なお、通勤中や業務中の怪我の場合は健康保険ではなく労災保険を利用することになるため、この届出については、健康保険ではなく、労災に対する手続きとして行う必要があります。

交通事故による怪我の治療は自由診療によることが大原則ですが、健康保険を使って交通事故の怪我の治療を行う場合、「第三者行為による傷病届」の提出することで健康保険の金額で治療をすることができます。

提出期限は定められていませんが、出来るだけ速やかに提出します。(届出をしないまま健康保険を利用していると、立て替え分を請求され、健康保険からの給付を制限される可能性もあるので注意が必要です。)

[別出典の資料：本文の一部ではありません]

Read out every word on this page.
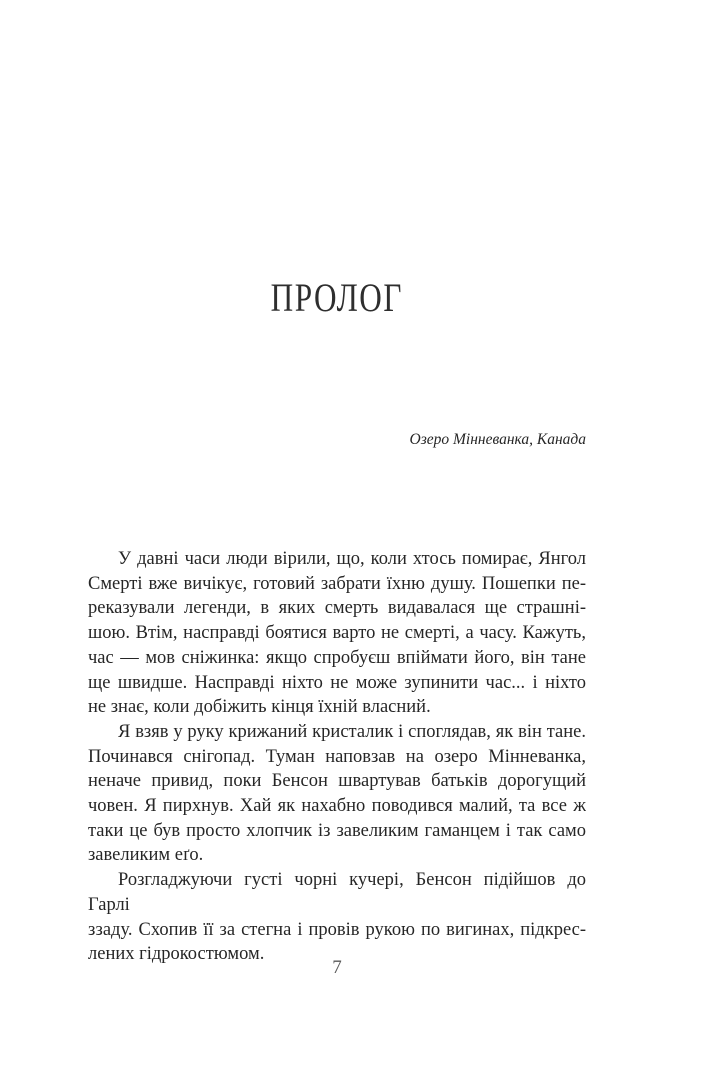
ПРОЛОГ
Озеро Мінневанка, Канада
У давні часи люди вірили, що, коли хтось помирає, Янгол
Смерті вже вичікує, готовий забрати їхню душу. Пошепки пе-
реказували легенди, в яких смерть видавалася ще страшні-
шою. Втім, насправді боятися варто не смерті, а часу. Кажуть,
час — мов сніжинка: якщо спробуєш впіймати його, він тане
ще швидше. Насправді ніхто не може зупинити час... і ніхто
не знає, коли добіжить кінця їхній власний.
Я взяв у руку крижаний кристалик і споглядав, як він тане.
Починався снігопад. Туман наповзав на озеро Мінневанка,
неначе привид, поки Бенсон швартував батьків дорогущий
човен. Я пирхнув. Хай як нахабно поводився малий, та все ж
таки це був просто хлопчик із завеликим гаманцем і так само
завеликим еґо.
Розгладжуючи густі чорні кучері, Бенсон підійшов до Гарлі
ззаду. Схопив її за стегна і провів рукою по вигинах, підкрес-
лених гідрокостюмом.
7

提出書類の中には、加害者側の署名が必要な「誓約書(確約書・念書)」がありますが、健康保険を利用するのに加害者側の同意が必要ということではないため、「署名を拒否された」「連絡がつかなかった」などという理由を添えれば、誓約書がなくても申請することが可能です。

「第三者行為による傷病届」の提出ですが、以下の添付書類が必要になります。
(必要な書類やその名称は保険組合等によって異なる場合があります)

  • 負傷原因報告書
    負傷の原因について詳細を記載する書類です。日時や場所、何をしているときに負傷したかなどを細かく記入します。
  • 事故発生状況報告書
    交通事故の場合、どのような状況で事故が起こったのかを図などで説明する書類です。
  • 同意書(念書)
    負傷者(保険加入者)が署名する書類です。「自分が事故の相手方に有している損害賠償請求権を、保険者が保険給付の限度において取得することに同意する」という内容のものです。
  • 誓約書(確約書・念書)
    加害者側が署名する書類です。「今後保険者から求償されたら過失割合の範囲において納付します」という内容のものです。
    前述のとおり、相手によっては署名を拒否するかもしれませんが、その場合は「連絡がつかない」「署名がもらえなかった」などの理由を負傷者側で書くことになります。
  • 交通事故証明書(人身事故証明書入手不能理由書)
    事故後に警察に届け出をしていれば、各都道府県の交通安全運転センターで発行してもらえます。